乳がんになった私 #24「初めての入院」
抗がん剤治療開始まであと1週間。
音楽制作、テレビや新聞の取材、バンドにまつわる作業のあれこれ、人と会う約束。毎日何かしらの予定ややるべきことがありバタバタと過ごしていた。
ウィッグも準備した、髪も切った、撮影までしてもらった。そしてたくさんの人からエールをもらった。
気持ちは前向き。
…だと思う。
ただ、やはり不安は消えない。それはどうしようもない。
きっと自分以外にも同じような気持ちを抱えている人はいる。そう思って、乳がんについての情報をネットで調べたり、乳がんの人のSNSやブログを見たりしては、安心したり余計に不安になったりを繰り返していた。
#19で書いた身体の不調はずっと続いていた。
右胸や右脇がチクチク痛む度に不安になりつつも、「痛むってことは私が生きてる証拠だなあ…!細胞が…生きてるんだなあ…!」と思ったりもした。
情緒不安定で夜もなかなか眠れない日々を過ごし、やっと入院の日がやってきた。
5月1日。
初回の抗がん剤投与のため、前日からの入院。
入院手続きをする前にまずは口腔外科へ。
抗がん剤の影響で口内炎ができやすくなることもあるらしく、事前に口内環境をチェックしておく必要があるようだ。
口腔外科の受診を終えて、続いて乳腺外科での診察。
なんと主治医の先生がお休みで、代わりに別の先生の診察だった。
ここ最近の身体の不調について一応伝えたのだが、明日どのみち入院病棟で主治医と話せるので詳しい話はその時で、という感じですぐに終わった。
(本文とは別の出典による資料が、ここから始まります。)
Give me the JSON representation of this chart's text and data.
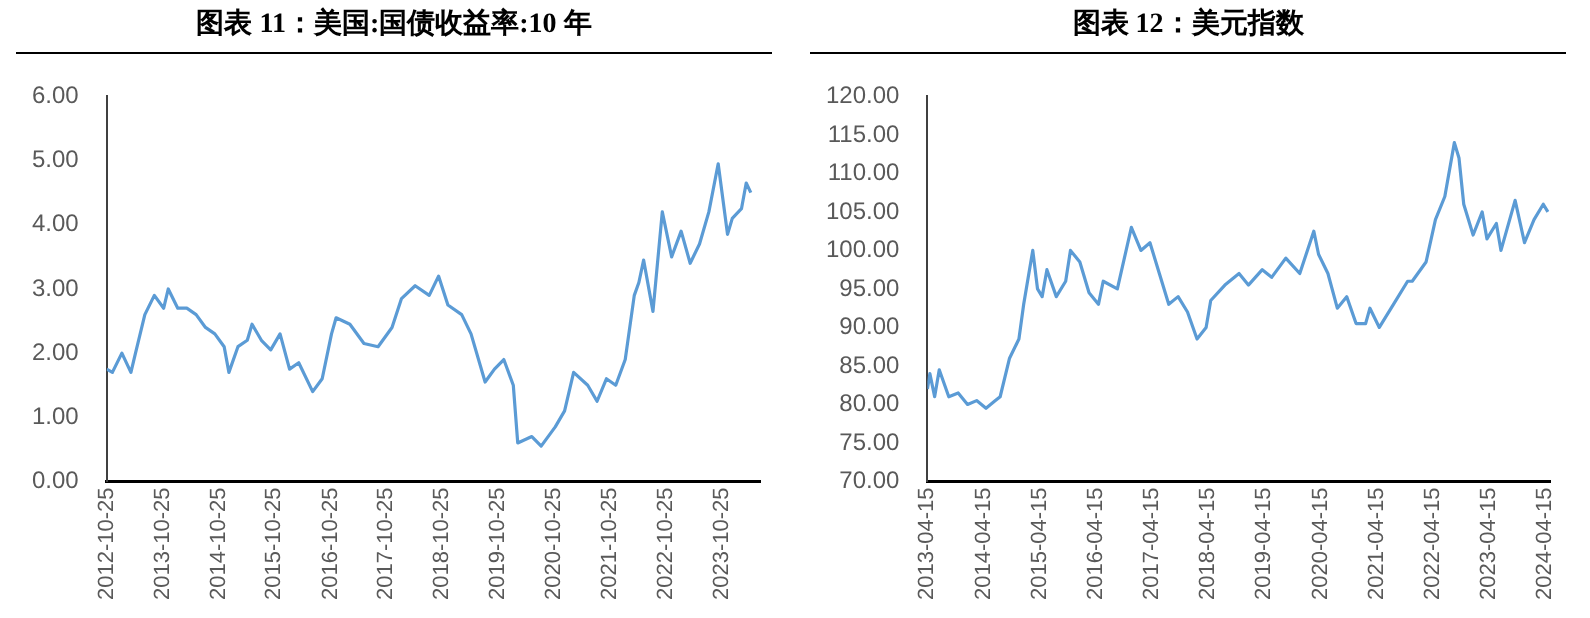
{
  "chart_data": [
    {
      "type": "line",
      "title": "图表 11：美国:国债收益率:10 年",
      "x": [
        "2012-10-25",
        "2012-12",
        "2013-02",
        "2013-04",
        "2013-05",
        "2013-07",
        "2013-09",
        "2013-11",
        "2013-12",
        "2014-02",
        "2014-04",
        "2014-06",
        "2014-08",
        "2014-10",
        "2014-12",
        "2015-01",
        "2015-03",
        "2015-05",
        "2015-06",
        "2015-08",
        "2015-10",
        "2015-12",
        "2016-02",
        "2016-04",
        "2016-07",
        "2016-09",
        "2016-11",
        "2016-12",
        "2017-03",
        "2017-06",
        "2017-09",
        "2017-12",
        "2018-02",
        "2018-05",
        "2018-08",
        "2018-10",
        "2018-12",
        "2019-03",
        "2019-05",
        "2019-08",
        "2019-10",
        "2019-12",
        "2020-02",
        "2020-03",
        "2020-06",
        "2020-08",
        "2020-11",
        "2021-01",
        "2021-03",
        "2021-06",
        "2021-08",
        "2021-10",
        "2021-12",
        "2022-02",
        "2022-04",
        "2022-05",
        "2022-06",
        "2022-08",
        "2022-10",
        "2022-12",
        "2023-02",
        "2023-04",
        "2023-06",
        "2023-08",
        "2023-10",
        "2023-12",
        "2024-01",
        "2024-03",
        "2024-04",
        "2024-05"
      ],
      "series": [
        {
          "color": "#5b9bd5",
          "values": [
            1.75,
            1.7,
            2.0,
            1.7,
            2.0,
            2.6,
            2.9,
            2.7,
            3.0,
            2.7,
            2.7,
            2.6,
            2.4,
            2.3,
            2.1,
            1.7,
            2.1,
            2.2,
            2.45,
            2.2,
            2.05,
            2.3,
            1.75,
            1.85,
            1.4,
            1.6,
            2.3,
            2.55,
            2.45,
            2.15,
            2.1,
            2.4,
            2.85,
            3.05,
            2.9,
            3.2,
            2.75,
            2.6,
            2.3,
            1.55,
            1.75,
            1.9,
            1.5,
            0.6,
            0.7,
            0.55,
            0.85,
            1.1,
            1.7,
            1.5,
            1.25,
            1.6,
            1.5,
            1.9,
            2.9,
            3.1,
            3.45,
            2.65,
            4.2,
            3.5,
            3.9,
            3.4,
            3.7,
            4.2,
            4.95,
            3.85,
            4.1,
            4.25,
            4.65,
            4.5
          ]
        }
      ],
      "xlim": [
        "2012-10-25",
        "2024-06-30"
      ],
      "xticks": [
        "2012-10-25",
        "2013-10-25",
        "2014-10-25",
        "2015-10-25",
        "2016-10-25",
        "2017-10-25",
        "2018-10-25",
        "2019-10-25",
        "2020-10-25",
        "2021-10-25",
        "2022-10-25",
        "2023-10-25"
      ],
      "ylim": [
        0,
        6
      ],
      "yticks": [
        {
          "value": 0,
          "label": "0.00"
        },
        {
          "value": 1,
          "label": "1.00"
        },
        {
          "value": 2,
          "label": "2.00"
        },
        {
          "value": 3,
          "label": "3.00"
        },
        {
          "value": 4,
          "label": "4.00"
        },
        {
          "value": 5,
          "label": "5.00"
        },
        {
          "value": 6,
          "label": "6.00"
        }
      ],
      "grid": false,
      "legend": false
    },
    {
      "type": "line",
      "title": "图表 12：美元指数",
      "x": [
        "2013-04-15",
        "2013-05",
        "2013-06",
        "2013-07",
        "2013-09",
        "2013-11",
        "2014-01",
        "2014-03",
        "2014-05",
        "2014-07",
        "2014-08",
        "2014-10",
        "2014-12",
        "2015-01",
        "2015-03",
        "2015-04",
        "2015-05",
        "2015-06",
        "2015-08",
        "2015-10",
        "2015-11",
        "2016-01",
        "2016-03",
        "2016-05",
        "2016-06",
        "2016-09",
        "2016-12",
        "2017-02",
        "2017-04",
        "2017-06",
        "2017-08",
        "2017-10",
        "2017-12",
        "2018-02",
        "2018-04",
        "2018-05",
        "2018-08",
        "2018-11",
        "2019-01",
        "2019-04",
        "2019-06",
        "2019-09",
        "2019-12",
        "2020-03",
        "2020-04",
        "2020-06",
        "2020-08",
        "2020-10",
        "2020-12",
        "2021-02",
        "2021-03",
        "2021-05",
        "2021-08",
        "2021-11",
        "2021-12",
        "2022-03",
        "2022-05",
        "2022-07",
        "2022-09",
        "2022-10",
        "2022-11",
        "2023-01",
        "2023-03",
        "2023-04",
        "2023-06",
        "2023-07",
        "2023-10",
        "2023-12",
        "2024-02",
        "2024-04",
        "2024-05"
      ],
      "series": [
        {
          "color": "#5b9bd5",
          "values": [
            82,
            84,
            81,
            84.5,
            81,
            81.5,
            80,
            80.5,
            79.5,
            80.5,
            81,
            86,
            88.5,
            93,
            100,
            95,
            94,
            97.5,
            94,
            96,
            100,
            98.5,
            94.5,
            93,
            96,
            95,
            103,
            100,
            101,
            97,
            93,
            94,
            92,
            88.5,
            90,
            93.5,
            95.5,
            97,
            95.5,
            97.5,
            96.5,
            99,
            97,
            102.5,
            99.5,
            97,
            92.5,
            94,
            90.5,
            90.5,
            92.5,
            90,
            93,
            96,
            96,
            98.5,
            104,
            107,
            114,
            112,
            106,
            102,
            105,
            101.5,
            103.5,
            100,
            106.5,
            101,
            104,
            106,
            105
          ]
        }
      ],
      "xlim": [
        "2013-04-15",
        "2024-05-15"
      ],
      "xticks": [
        "2013-04-15",
        "2014-04-15",
        "2015-04-15",
        "2016-04-15",
        "2017-04-15",
        "2018-04-15",
        "2019-04-15",
        "2020-04-15",
        "2021-04-15",
        "2022-04-15",
        "2023-04-15",
        "2024-04-15"
      ],
      "ylim": [
        70,
        120
      ],
      "yticks": [
        {
          "value": 70,
          "label": "70.00"
        },
        {
          "value": 75,
          "label": "75.00"
        },
        {
          "value": 80,
          "label": "80.00"
        },
        {
          "value": 85,
          "label": "85.00"
        },
        {
          "value": 90,
          "label": "90.00"
        },
        {
          "value": 95,
          "label": "95.00"
        },
        {
          "value": 100,
          "label": "100.00"
        },
        {
          "value": 105,
          "label": "105.00"
        },
        {
          "value": 110,
          "label": "110.00"
        },
        {
          "value": 115,
          "label": "115.00"
        },
        {
          "value": 120,
          "label": "120.00"
        }
      ],
      "grid": false,
      "legend": false
    }
  ]
}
付き添いの2人と別れ (この日も内田と母の2人、いつも本当にありがとう)、入院病棟へ。
35歳、人生初めての入院!
個室希望を出していたが空いていないとのことで、最初は4人部屋に通されたのだが、あらためて確認したら空きがあったそうだ。良かった。寝つきが悪く睡眠の質も悪い私だが、個室なら眠れるかしら…。
しばらくすると部屋へ薬剤師さんが来て、薬についての冊子を渡され説明を受けた。
明日から始まる抗がん剤は、エピルビシンとエンドキサンという2種類の薬を使用するEC療法というもので、3週間毎の点滴を計4回受ける。
副作用についても細かく説明を受けた。投与中の副作用として、エピルビシンという薬が血管外に漏れてしまうと、ひどい場合は皮膚が壊死してしまうこともあるらしい。(怖すぎる…) そして副作用で真っ先に思い浮かぶものと言えば、吐き気、嘔吐。昨今はかなり効果的な吐き気止めが登場し、そのおかげでだいぶ吐き気が軽減されるらしいが、とは言えひどさは人それぞれ。その他にもたくさんの副作用が書かれていた。
薬剤師さんはとても優しく、丁寧に説明してくれたが、詳しく聞けば聞くほど不安は増した。
夕方になり、病院の夕食をペロリと完食。寝る時間まで読書タイム。
読みたい本がたくさんあったので、何冊も持ってきていた。(その中にはがんに関する本も)
個室はとても静かだった。
これなら眠れそうかな?と思った。だが、消灯の時間になって電気を消して目を閉じたのだが、なかなか眠気はやって来ず…。
結局、寝不足で翌日を迎えることとなった。